Choosing your attire to play tennis might seem straightforward but there are some things you must take into consideration when buying your playing gear.
Good tennis clubs such as Tennis World Rushcutters Bay will offer you sensible advice and have a great range of products to help you select. However, it should be noted that fashion is not always the best way forward.
Tennis in Australia was once seen as the sport for the elite, it had rigid dress codes and many restrictions which was part of the attraction for the upper crust. Now tennis attire has become both functional and expressing the individuality of the player. The only major venue that does not subscribe to these new ethics is The All England Club namely Wimbledon.
Both men’s and women’s clothing should be lightweight and made of breathable materials, either cotton or newer synthetic fabrics.

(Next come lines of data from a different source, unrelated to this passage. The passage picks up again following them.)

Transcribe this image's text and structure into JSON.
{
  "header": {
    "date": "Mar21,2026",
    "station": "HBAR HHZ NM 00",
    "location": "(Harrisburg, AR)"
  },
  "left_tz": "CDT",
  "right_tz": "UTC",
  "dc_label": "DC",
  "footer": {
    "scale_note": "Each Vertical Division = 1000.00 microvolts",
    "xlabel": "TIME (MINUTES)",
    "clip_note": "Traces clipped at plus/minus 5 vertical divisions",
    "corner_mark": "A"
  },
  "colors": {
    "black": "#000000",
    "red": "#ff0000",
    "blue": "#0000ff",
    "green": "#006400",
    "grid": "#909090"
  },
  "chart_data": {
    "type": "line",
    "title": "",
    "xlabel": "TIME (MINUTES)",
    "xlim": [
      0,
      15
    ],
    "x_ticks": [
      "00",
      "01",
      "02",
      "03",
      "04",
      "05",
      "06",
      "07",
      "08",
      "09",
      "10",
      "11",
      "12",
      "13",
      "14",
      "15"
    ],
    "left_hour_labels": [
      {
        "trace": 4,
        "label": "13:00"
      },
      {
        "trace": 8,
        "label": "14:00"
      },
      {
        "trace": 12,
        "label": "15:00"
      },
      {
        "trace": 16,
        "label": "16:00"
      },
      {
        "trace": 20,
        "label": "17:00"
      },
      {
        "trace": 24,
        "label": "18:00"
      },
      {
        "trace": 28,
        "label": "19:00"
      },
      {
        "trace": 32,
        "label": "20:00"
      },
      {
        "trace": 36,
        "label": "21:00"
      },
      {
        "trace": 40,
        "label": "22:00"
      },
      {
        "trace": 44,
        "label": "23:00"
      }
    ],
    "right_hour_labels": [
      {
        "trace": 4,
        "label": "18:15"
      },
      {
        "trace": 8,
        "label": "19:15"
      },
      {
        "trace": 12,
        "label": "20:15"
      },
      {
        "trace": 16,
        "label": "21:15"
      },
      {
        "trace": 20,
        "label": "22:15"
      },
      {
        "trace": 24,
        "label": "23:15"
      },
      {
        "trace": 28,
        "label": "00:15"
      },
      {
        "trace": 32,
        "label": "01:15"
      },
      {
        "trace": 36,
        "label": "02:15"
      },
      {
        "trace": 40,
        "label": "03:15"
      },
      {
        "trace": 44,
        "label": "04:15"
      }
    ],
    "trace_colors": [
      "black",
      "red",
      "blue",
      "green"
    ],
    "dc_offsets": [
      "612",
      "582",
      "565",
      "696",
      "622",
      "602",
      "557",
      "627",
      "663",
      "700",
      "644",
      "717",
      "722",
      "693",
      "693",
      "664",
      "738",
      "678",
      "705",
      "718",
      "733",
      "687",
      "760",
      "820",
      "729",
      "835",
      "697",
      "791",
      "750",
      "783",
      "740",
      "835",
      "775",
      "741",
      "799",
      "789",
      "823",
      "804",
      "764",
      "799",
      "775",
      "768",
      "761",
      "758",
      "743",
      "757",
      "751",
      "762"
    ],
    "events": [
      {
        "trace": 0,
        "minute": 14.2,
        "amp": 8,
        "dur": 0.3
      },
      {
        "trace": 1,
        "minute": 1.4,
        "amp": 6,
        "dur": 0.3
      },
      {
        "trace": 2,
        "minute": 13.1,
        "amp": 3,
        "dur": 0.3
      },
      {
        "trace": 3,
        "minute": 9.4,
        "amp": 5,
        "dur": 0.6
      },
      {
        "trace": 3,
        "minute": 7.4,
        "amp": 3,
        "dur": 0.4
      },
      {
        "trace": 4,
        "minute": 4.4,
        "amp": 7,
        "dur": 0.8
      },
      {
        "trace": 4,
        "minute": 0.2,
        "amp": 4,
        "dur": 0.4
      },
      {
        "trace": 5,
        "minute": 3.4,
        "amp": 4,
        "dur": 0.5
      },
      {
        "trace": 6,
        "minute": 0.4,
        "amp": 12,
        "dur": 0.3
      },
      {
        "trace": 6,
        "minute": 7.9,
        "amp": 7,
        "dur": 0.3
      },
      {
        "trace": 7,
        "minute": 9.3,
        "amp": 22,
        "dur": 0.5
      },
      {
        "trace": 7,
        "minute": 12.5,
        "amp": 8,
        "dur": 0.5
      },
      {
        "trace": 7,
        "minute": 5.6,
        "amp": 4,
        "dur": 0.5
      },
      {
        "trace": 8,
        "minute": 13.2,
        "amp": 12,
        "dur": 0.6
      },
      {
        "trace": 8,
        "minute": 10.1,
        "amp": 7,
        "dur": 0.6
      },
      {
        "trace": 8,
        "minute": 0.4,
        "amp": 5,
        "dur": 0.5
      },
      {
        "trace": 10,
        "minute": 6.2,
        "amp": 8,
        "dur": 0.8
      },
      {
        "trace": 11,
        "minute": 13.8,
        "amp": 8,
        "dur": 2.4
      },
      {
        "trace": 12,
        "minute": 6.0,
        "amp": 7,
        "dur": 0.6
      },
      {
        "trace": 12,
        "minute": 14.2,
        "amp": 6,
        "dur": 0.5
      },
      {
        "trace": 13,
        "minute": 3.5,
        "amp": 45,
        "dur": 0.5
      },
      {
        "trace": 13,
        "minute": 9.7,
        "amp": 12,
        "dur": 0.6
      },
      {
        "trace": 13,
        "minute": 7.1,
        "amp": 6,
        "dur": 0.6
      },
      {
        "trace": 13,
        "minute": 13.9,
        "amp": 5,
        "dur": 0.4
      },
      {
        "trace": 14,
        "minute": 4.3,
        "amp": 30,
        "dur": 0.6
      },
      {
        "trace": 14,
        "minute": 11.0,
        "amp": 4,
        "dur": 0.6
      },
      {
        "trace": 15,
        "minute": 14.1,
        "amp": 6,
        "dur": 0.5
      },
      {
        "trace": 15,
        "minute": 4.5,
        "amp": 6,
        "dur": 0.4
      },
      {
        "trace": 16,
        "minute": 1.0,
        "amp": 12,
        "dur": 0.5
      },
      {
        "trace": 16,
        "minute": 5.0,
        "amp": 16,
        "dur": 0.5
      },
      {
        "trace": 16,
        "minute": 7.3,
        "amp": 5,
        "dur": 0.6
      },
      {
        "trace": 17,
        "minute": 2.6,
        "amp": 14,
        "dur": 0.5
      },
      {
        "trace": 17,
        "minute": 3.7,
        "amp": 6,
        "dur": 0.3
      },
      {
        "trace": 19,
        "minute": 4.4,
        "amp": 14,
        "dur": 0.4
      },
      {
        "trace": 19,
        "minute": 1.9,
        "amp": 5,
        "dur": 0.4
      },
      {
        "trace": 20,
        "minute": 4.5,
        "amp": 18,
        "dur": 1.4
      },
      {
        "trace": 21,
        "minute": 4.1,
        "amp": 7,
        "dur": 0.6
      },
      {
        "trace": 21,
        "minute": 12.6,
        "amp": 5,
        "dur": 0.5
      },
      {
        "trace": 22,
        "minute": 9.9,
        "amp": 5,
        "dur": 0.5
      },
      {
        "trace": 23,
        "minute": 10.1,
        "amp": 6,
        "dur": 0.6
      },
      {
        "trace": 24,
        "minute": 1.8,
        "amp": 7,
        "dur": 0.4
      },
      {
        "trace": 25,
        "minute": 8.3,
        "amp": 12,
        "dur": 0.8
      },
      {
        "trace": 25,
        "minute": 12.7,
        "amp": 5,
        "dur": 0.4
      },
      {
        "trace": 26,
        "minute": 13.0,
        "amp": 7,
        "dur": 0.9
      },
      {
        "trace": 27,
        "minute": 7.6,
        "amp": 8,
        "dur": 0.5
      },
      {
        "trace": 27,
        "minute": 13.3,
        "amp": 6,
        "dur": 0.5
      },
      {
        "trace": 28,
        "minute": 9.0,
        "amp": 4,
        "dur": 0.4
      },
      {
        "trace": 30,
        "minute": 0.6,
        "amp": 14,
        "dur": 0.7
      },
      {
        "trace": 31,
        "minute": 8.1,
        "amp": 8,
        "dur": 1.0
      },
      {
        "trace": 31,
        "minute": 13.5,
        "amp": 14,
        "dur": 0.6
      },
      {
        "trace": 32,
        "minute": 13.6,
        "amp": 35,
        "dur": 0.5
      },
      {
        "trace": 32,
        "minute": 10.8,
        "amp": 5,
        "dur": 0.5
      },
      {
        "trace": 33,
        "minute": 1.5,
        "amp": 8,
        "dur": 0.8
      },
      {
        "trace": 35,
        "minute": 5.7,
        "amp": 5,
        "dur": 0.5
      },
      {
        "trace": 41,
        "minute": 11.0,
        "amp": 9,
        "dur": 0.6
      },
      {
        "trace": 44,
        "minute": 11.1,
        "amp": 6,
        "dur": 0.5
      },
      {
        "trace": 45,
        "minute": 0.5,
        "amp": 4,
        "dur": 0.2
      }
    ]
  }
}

Prices to tend to increase for the really slick sweat-absorbent technologies that are available such as Adidas Climacool or Nike Dri-Fit, if you play regularly it may prove to be a sound investment.
Tennis Ball Storage
Even the amateur players play with more than one ball so play is continuous. Usually the server will carry two balls in case of a fault on the first serve, this means the second ball has to have some sort of storage. In men it is usually the case of a pocket in their shorts and women should look for skirts which include built in tights which can hold a tennis ball.
Probably the most important item of attire for any tennis player at any level is their tennis shoes.
Because trainers are not designed specifically for tennis, they might not have the appropriate sole patterns that help preserve the courts or give the correct support for the rigours of the sport.
For example, when playing on clay courts, herringbone patterned soles will often be required as this does not damage the court like say a ripple soled shoe would. Some tennis clubs with hard courts demand the use of white or non-marking soles.
Select tennis shoes with good cushioning and ventilation especially if playing on a hard court as the unforgiving surface gives greater stress to the joints. Hard courts are also renown for reflecting heat so your shoes need proper ventilation to prevent blisters and foot disorders.
On clay however, lightness and traction become the order of the day given the tricky underfoot conditions clay throws up.
It is a matter of personal preference as not all people like wearing hats and sunglasses and feel they interfere with their game. There a specialist protection articles now on sale designed for playing tennis. For instance sport-specific sunglasses that are designed to fit securely during play and light sun visors that enable more ventilation.
Obviously the relevant sun protection cream is also a given.
Sweatbands and headbands made out of towelling are an excellent way to keep drier when you sweat. There is nothing worse than a loose grip on your racket or sweat running into your eyes when playing a shot.
When choosing your attire think practicality before fashion, you may look the best dressed in the clubhouse but if you become a bucket of sweat slipping and sliding all around the court then your image may take a battering.